Actualización: Este post fue publicado originalmente el 6 de septiembre de 2020, desde entonces he seguido formándome y practicando. Tenía claro que Amanuense necesitaba una revisión y un lavado de cara para mejorar la usabilidad y la estética del programa. Para ello he añadido una barra de iconos, he modificado ligeramente la regla de caracteres y he incorporado la función de imprimir. Además, he mejorado el código (ahora es más liviano y legible) y he redactado el manual de uso del editor. Conservaré la versión anterior de Amanuense porque me gusta el aire retro, tipo msdos, que tenía el programa. A pesar de los importantes cambios que he realizado, seguro que seguiré mejorando esta sencilla aplicación y —quién sabe— tal vez la incorpore a un nuevo curso de Python4Kids.
En una serie de publicaciones anteriores he abordado diferentes herramientas
de escritura: desde editores minimalistas hasta completos sistemas que nos permiten gestionar todos los aspectos de nuestra creatividad literaria.
En esta ocasión voy a hablaros de algo diferente, pero de algún modo relacionado con todo lo anterior. Esta misma tarde ha visto la luz «Amanuense», un editor de textos minimalista, con las funcionalidades justas y pensado para quienes solo desean concentrarse en la escritura. En realidad, pensado para mí mismo.
Pero no voy a hablar del programa, que no deja de ser uno de tantos, sino de todo lo que hay entre bambalinas, pues yo mismo he programado «Amanuense» usando un regalo de los dioses llamado Python. «¿Y qué pinta un artículo sobre programación en un blog literario?», te preguntarás. Bien, no voy a hablarte de programación exactamente, sino de mí.
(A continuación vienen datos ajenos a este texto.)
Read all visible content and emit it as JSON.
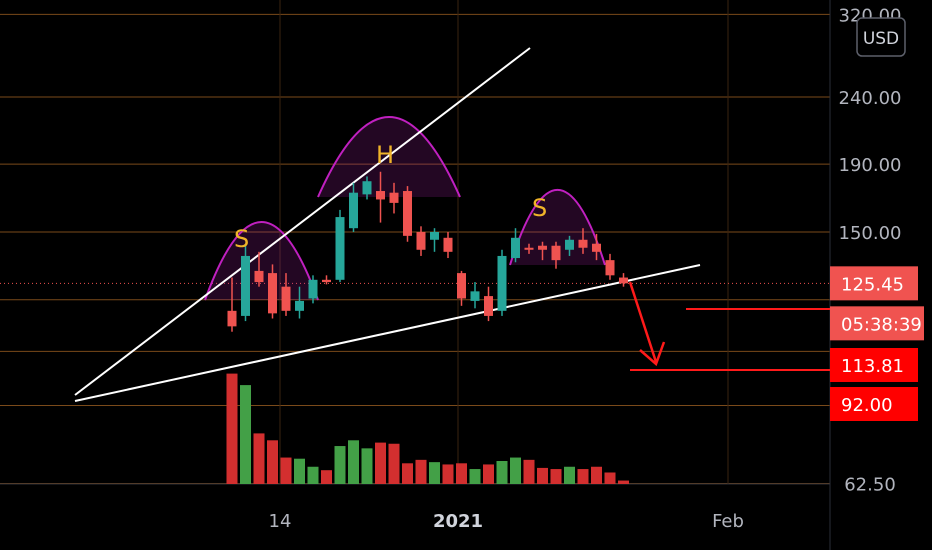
{
  "currency": "USD",
  "chart_data": {
    "type": "candlestick",
    "price_axis": {
      "ticks": [
        {
          "label": "320.00",
          "value": 320
        },
        {
          "label": "240.00",
          "value": 240
        },
        {
          "label": "190.00",
          "value": 190
        },
        {
          "label": "150.00",
          "value": 150
        },
        {
          "label": "62.50",
          "value": 62.5
        }
      ],
      "scale": "log"
    },
    "time_axis": {
      "ticks": [
        {
          "label": "14",
          "bold": false
        },
        {
          "label": "2021",
          "bold": true
        },
        {
          "label": "Feb",
          "bold": false
        }
      ]
    },
    "price_labels": [
      {
        "label": "125.45",
        "value": 125.45,
        "kind": "last-price",
        "color": "#f05350"
      },
      {
        "label": "05:38:39",
        "kind": "countdown",
        "color": "#f05350"
      },
      {
        "label": "113.81",
        "value": 113.81,
        "kind": "target-level",
        "color": "#ff0000"
      },
      {
        "label": "92.00",
        "value": 92.0,
        "kind": "target-level",
        "color": "#ff0000"
      }
    ],
    "candles": [
      {
        "o": 114,
        "h": 128,
        "l": 106,
        "c": 108,
        "v": 0.96
      },
      {
        "o": 112,
        "h": 143,
        "l": 110,
        "c": 138,
        "v": 0.86
      },
      {
        "o": 131,
        "h": 140,
        "l": 124,
        "c": 126,
        "v": 0.44
      },
      {
        "o": 130,
        "h": 134,
        "l": 111,
        "c": 113,
        "v": 0.38
      },
      {
        "o": 124,
        "h": 130,
        "l": 112,
        "c": 114,
        "v": 0.23
      },
      {
        "o": 114,
        "h": 124,
        "l": 111,
        "c": 118,
        "v": 0.22
      },
      {
        "o": 119,
        "h": 129,
        "l": 117,
        "c": 127,
        "v": 0.15
      },
      {
        "o": 127,
        "h": 129,
        "l": 125,
        "c": 126,
        "v": 0.12
      },
      {
        "o": 127,
        "h": 162,
        "l": 126,
        "c": 158,
        "v": 0.33
      },
      {
        "o": 152,
        "h": 178,
        "l": 150,
        "c": 172,
        "v": 0.38
      },
      {
        "o": 171,
        "h": 182,
        "l": 168,
        "c": 179,
        "v": 0.31
      },
      {
        "o": 173,
        "h": 185,
        "l": 155,
        "c": 168,
        "v": 0.36
      },
      {
        "o": 172,
        "h": 178,
        "l": 160,
        "c": 166,
        "v": 0.35
      },
      {
        "o": 173,
        "h": 176,
        "l": 145,
        "c": 148,
        "v": 0.18
      },
      {
        "o": 150,
        "h": 153,
        "l": 138,
        "c": 141,
        "v": 0.21
      },
      {
        "o": 146,
        "h": 152,
        "l": 140,
        "c": 150,
        "v": 0.19
      },
      {
        "o": 147,
        "h": 150,
        "l": 137,
        "c": 140,
        "v": 0.17
      },
      {
        "o": 130,
        "h": 131,
        "l": 116,
        "c": 119,
        "v": 0.18
      },
      {
        "o": 118,
        "h": 126,
        "l": 115,
        "c": 122,
        "v": 0.13
      },
      {
        "o": 120,
        "h": 124,
        "l": 110,
        "c": 112,
        "v": 0.17
      },
      {
        "o": 114,
        "h": 141,
        "l": 112,
        "c": 138,
        "v": 0.2
      },
      {
        "o": 137,
        "h": 152,
        "l": 135,
        "c": 147,
        "v": 0.23
      },
      {
        "o": 142,
        "h": 144,
        "l": 139,
        "c": 141,
        "v": 0.21
      },
      {
        "o": 143,
        "h": 145,
        "l": 136,
        "c": 141,
        "v": 0.14
      },
      {
        "o": 143,
        "h": 145,
        "l": 132,
        "c": 136,
        "v": 0.13
      },
      {
        "o": 141,
        "h": 148,
        "l": 138,
        "c": 146,
        "v": 0.15
      },
      {
        "o": 146,
        "h": 152,
        "l": 139,
        "c": 142,
        "v": 0.13
      },
      {
        "o": 144,
        "h": 149,
        "l": 136,
        "c": 140,
        "v": 0.15
      },
      {
        "o": 136,
        "h": 139,
        "l": 127,
        "c": 129,
        "v": 0.1
      },
      {
        "o": 128,
        "h": 130,
        "l": 124,
        "c": 125.45,
        "v": 0.03
      }
    ],
    "annotations": {
      "labels": [
        "S",
        "H",
        "S"
      ],
      "pattern": "head-and-shoulders"
    },
    "colors": {
      "up": "#26a69a",
      "down": "#ef5350",
      "volume_up": "#43a047",
      "volume_down": "#d32f2f",
      "grid": "#7a4a1a",
      "hump": "#c020c0",
      "trendline": "#ffffff",
      "target": "#ff1a1a"
    }
  }
}
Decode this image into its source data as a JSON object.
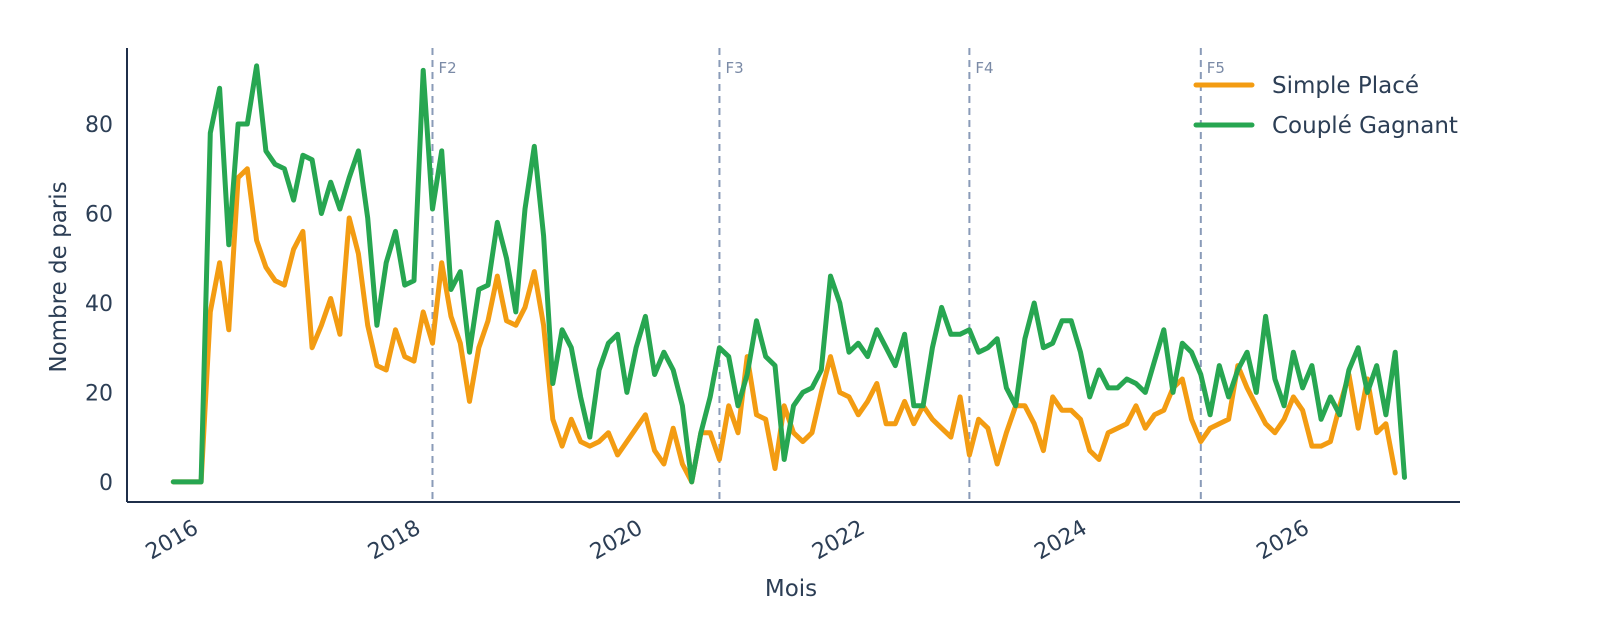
{
  "chart_data": {
    "type": "line",
    "xlabel": "Mois",
    "ylabel": "Nombre de paris",
    "x_tick_labels": [
      "2016",
      "2018",
      "2020",
      "2022",
      "2024",
      "2026"
    ],
    "x_tick_years": [
      2016,
      2018,
      2020,
      2022,
      2024,
      2026
    ],
    "y_ticks": [
      0,
      20,
      40,
      60,
      80
    ],
    "x_range": [
      "2015-06",
      "2027-06"
    ],
    "ylim": [
      -4.5,
      97
    ],
    "grid": false,
    "legend_position": "top-right",
    "phase_markers": [
      {
        "label": "F2",
        "date": "2018-03"
      },
      {
        "label": "F3",
        "date": "2020-10"
      },
      {
        "label": "F4",
        "date": "2023-01"
      },
      {
        "label": "F5",
        "date": "2025-02"
      }
    ],
    "x_start": "2015-11",
    "x_step": "1 month",
    "series": [
      {
        "name": "Simple Placé",
        "color": "#f39c12",
        "values": [
          0,
          0,
          0,
          0,
          38,
          49,
          34,
          68,
          70,
          54,
          48,
          45,
          44,
          52,
          56,
          30,
          35,
          41,
          33,
          59,
          51,
          35,
          26,
          25,
          34,
          28,
          27,
          38,
          31,
          49,
          37,
          31,
          18,
          30,
          36,
          46,
          36,
          35,
          39,
          47,
          35,
          14,
          8,
          14,
          9,
          8,
          9,
          11,
          6,
          9,
          12,
          15,
          7,
          4,
          12,
          4,
          0,
          11,
          11,
          5,
          17,
          11,
          28,
          15,
          14,
          3,
          17,
          11,
          9,
          11,
          20,
          28,
          20,
          19,
          15,
          18,
          22,
          13,
          13,
          18,
          13,
          17,
          14,
          12,
          10,
          19,
          6,
          14,
          12,
          4,
          11,
          17,
          17,
          13,
          7,
          19,
          16,
          16,
          14,
          7,
          5,
          11,
          12,
          13,
          17,
          12,
          15,
          16,
          21,
          23,
          14,
          9,
          12,
          13,
          14,
          26,
          21,
          17,
          13,
          11,
          14,
          19,
          16,
          8,
          8,
          9,
          17,
          24,
          12,
          23,
          11,
          13,
          2
        ]
      },
      {
        "name": "Couplé Gagnant",
        "color": "#27a651",
        "values": [
          0,
          0,
          0,
          0,
          78,
          88,
          53,
          80,
          80,
          93,
          74,
          71,
          70,
          63,
          73,
          72,
          60,
          67,
          61,
          68,
          74,
          59,
          35,
          49,
          56,
          44,
          45,
          92,
          61,
          74,
          43,
          47,
          29,
          43,
          44,
          58,
          50,
          38,
          61,
          75,
          55,
          22,
          34,
          30,
          19,
          10,
          25,
          31,
          33,
          20,
          30,
          37,
          24,
          29,
          25,
          17,
          0,
          11,
          19,
          30,
          28,
          17,
          24,
          36,
          28,
          26,
          5,
          17,
          20,
          21,
          25,
          46,
          40,
          29,
          31,
          28,
          34,
          30,
          26,
          33,
          17,
          17,
          30,
          39,
          33,
          33,
          34,
          29,
          30,
          32,
          21,
          17,
          32,
          40,
          30,
          31,
          36,
          36,
          29,
          19,
          25,
          21,
          21,
          23,
          22,
          20,
          27,
          34,
          20,
          31,
          29,
          24,
          15,
          26,
          19,
          25,
          29,
          20,
          37,
          23,
          17,
          29,
          21,
          26,
          14,
          19,
          15,
          25,
          30,
          20,
          26,
          15,
          29,
          1
        ]
      }
    ]
  }
}
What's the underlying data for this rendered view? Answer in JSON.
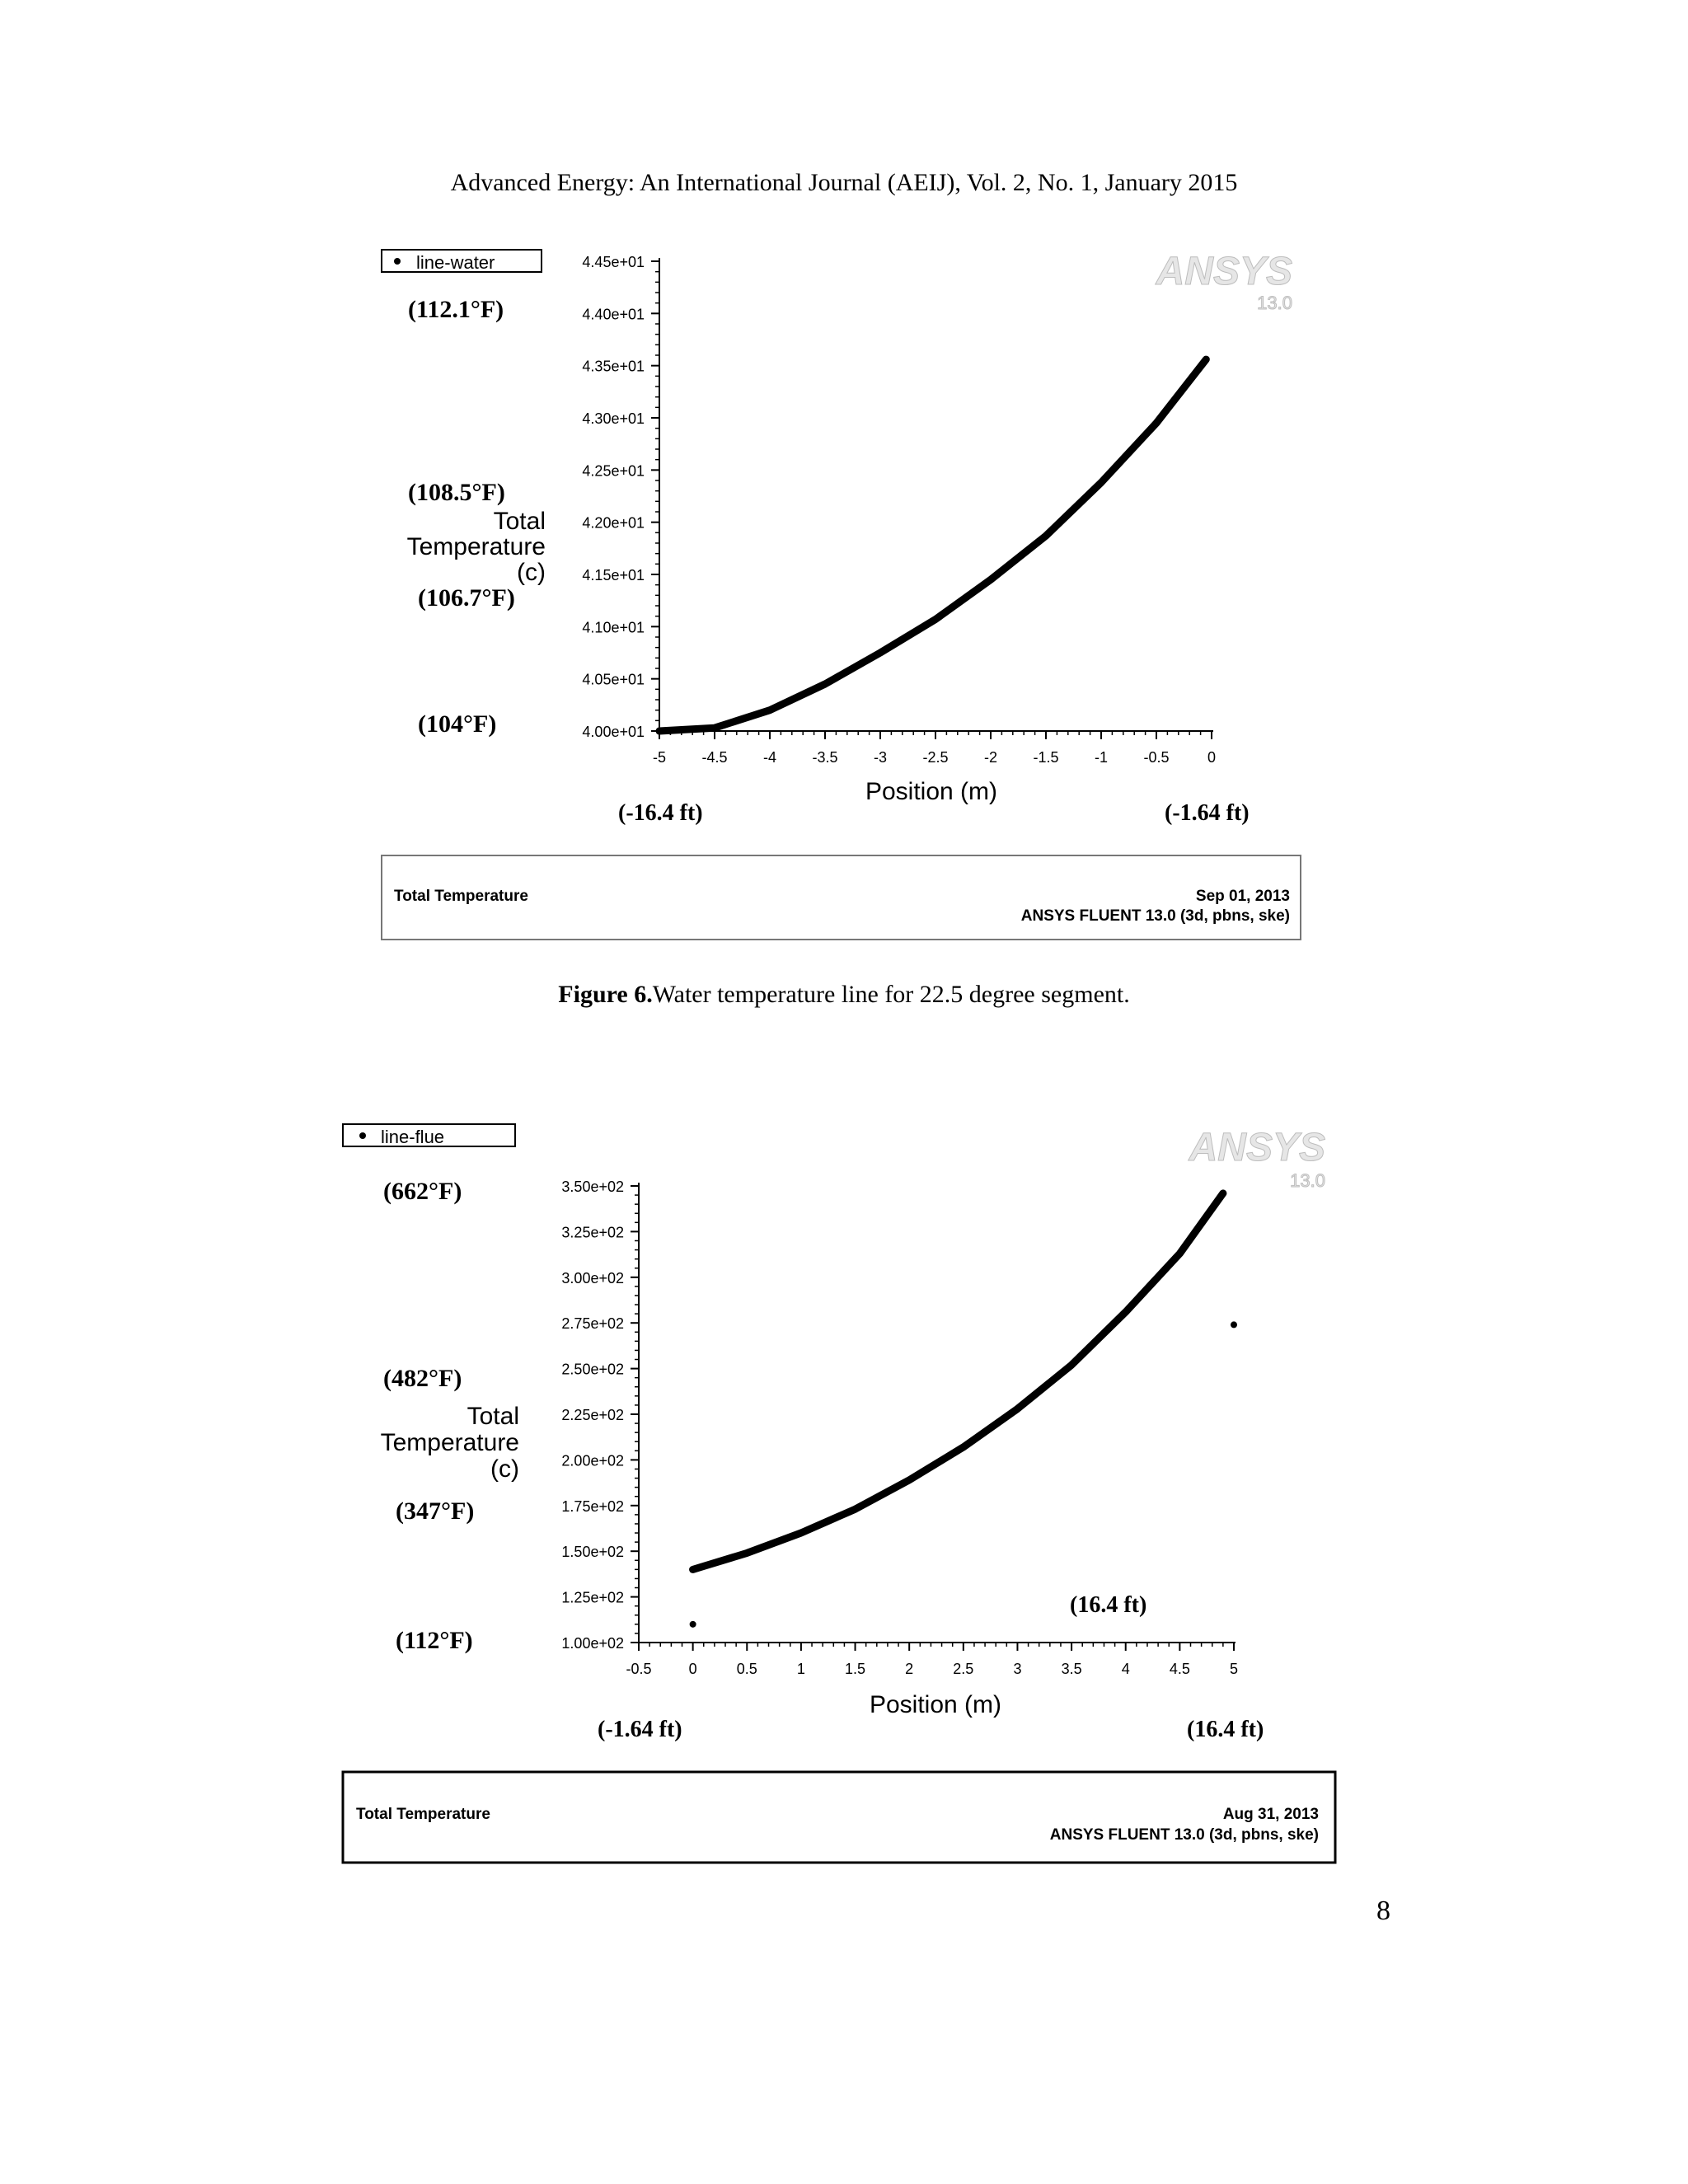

Empecé a escribir «en serio» a los 11 años, que yo recuerde, y si lo hice fue con la ilusión de ganar el concurso de redacción del
colegio de ese año. Lo conseguí. Mejor motivación que esa, imposible.
Al terminar el curso, mis padres me regalaron mi primer ordenador como premio por las notas que había sacado. Era un Philips VG8020 MSX que funcionaba con
cintas, se conectaba a un pequeño televisor en blanco y negro e incorporaba
un intérprete de Basic.
Apenas había programas para este ordenador, si exceptuamos juegos (que
tenían una muy buena calidad gráfica y de sonido para la época), pero tuve suerte y encontré un procesador de textos. Aquellas cintas (hice varias copias de «mi tesoro») algunas veces cargaban
el programa y la mayoría de ellas fallaban. Así que no podía confiar en algo tan inestable.
Era la época de las revistas informáticas repletas de páginas y más páginas de código para ejercitar en casa, programas que raramente funcionaban después de copiar centenares de líneas. Revistas que iban de mano en mano y no siempre retornaban. Así eran nuestras redes sociales.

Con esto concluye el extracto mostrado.